Scatology in Space

The hazards of scrupulously ejecting from starships the excreted “calling cards” of their occupants, or, in the vernacular: When the crap hits the fan-jet!

The Dumped-upon Dumper – written 1990s
The hazards of scrupulously ejecting from starships the excreted “calling cards” of their occupants, or, in the vernacular: When the crap hits the fan-jet!

1. After a prolonged interstellar voyage, the temptation to increase velocity and interior free space by ejecting unnecessary mass, especially tons of accumulated human feces.

a) Spectacular! A gigantic fart that precipitates a cosmic crap, the sight of which could make elephants feel like amoebas.

b) A technological advance that would have delighted Thomas Crapper, the renowned English inventor of the commode: The use of interstellar space as a toilet.

2. Perils of dumping feces at relativistic speeds.

a) What if intelligent extraterrestrials would encounter our flying feces? They might retaliate for being bombarded by a contaminated biological weapon traveling at near-light speed, pursuing the human “starlings” for contaminating the cosmos by their wanton defecatory act. Or, they might dismiss humans as being undeserving of pursuit, as being members of a feces species that must be “full of it.”
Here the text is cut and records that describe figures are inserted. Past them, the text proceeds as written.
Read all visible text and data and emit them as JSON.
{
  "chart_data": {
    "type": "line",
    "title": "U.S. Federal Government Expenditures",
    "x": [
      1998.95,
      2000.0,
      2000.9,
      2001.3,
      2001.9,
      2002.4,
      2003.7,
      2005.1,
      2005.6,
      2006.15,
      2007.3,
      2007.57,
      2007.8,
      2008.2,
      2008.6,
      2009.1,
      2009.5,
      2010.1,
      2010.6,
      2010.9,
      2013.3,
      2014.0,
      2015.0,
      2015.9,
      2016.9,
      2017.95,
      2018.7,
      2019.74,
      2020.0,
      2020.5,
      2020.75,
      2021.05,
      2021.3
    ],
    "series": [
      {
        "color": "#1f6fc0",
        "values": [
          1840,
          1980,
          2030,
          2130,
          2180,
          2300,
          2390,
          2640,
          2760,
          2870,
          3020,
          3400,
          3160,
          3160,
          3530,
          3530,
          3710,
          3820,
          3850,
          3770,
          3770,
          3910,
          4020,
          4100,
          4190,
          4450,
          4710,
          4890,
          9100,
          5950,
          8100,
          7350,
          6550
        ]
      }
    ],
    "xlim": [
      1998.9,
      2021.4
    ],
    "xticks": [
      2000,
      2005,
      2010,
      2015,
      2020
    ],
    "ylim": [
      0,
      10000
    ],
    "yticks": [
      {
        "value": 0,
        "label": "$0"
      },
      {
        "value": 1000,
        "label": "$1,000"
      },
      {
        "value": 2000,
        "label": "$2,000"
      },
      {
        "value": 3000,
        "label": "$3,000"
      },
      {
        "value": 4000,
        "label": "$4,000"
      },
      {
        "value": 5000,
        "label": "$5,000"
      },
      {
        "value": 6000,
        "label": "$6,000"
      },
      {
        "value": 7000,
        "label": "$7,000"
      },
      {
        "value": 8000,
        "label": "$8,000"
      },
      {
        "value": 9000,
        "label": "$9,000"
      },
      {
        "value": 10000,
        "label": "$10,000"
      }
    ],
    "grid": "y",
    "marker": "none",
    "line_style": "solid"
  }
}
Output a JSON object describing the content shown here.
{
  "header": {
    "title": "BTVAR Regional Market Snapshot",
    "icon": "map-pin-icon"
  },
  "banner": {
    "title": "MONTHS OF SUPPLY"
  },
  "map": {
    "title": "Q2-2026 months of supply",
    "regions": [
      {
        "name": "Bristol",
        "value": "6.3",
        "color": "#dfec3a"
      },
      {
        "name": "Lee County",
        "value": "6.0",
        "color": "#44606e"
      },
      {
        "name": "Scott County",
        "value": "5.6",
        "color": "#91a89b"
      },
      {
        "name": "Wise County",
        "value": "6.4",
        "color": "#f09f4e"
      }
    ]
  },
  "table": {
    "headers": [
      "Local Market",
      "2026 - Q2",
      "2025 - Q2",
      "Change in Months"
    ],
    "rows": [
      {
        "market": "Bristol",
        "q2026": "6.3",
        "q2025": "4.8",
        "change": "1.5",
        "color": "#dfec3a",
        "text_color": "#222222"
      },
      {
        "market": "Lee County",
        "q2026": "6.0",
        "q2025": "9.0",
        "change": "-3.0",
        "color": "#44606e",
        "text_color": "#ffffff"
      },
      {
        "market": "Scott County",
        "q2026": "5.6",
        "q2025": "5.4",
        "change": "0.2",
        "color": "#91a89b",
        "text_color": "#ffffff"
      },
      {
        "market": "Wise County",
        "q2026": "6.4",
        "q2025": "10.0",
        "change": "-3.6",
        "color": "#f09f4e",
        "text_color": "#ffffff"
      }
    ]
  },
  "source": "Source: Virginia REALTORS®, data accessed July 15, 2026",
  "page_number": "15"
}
b) The greater danger? That human voyagers will foul their own cosmic nest. When they decelerated as they approached an idyllic landfall, their shitty past might catch up to them. As they dispatched exploratory fan jets the shit might hit the fan — at over 185,000 miles per second! Need for powerful “shit shields” to protect from catastrophic collisions that would produce incredibly “hot shit” in the refrigerator of interstellar space. To keep from being pulverized by a pebble or smacked by an odorous diarrheal emission.

3. Need for pre-mission screening-out of potential voyages those so fixated at the anal stage that they might feel compelled to dispose of their accumulated wastes in space.

4. Any would-be dumpers should, at the very least, comply with the exhortation that adorns some toilets: “We aim to please; you aim too, please.”

5. Better yet, voyagers aboard starships traveling at relativistic speeds need to follow the First Ecological Commandment of Space: “Thou shalt not dump at relativistic speeds.

The Morality of Space: Don’t do to others what you would not have them do to you.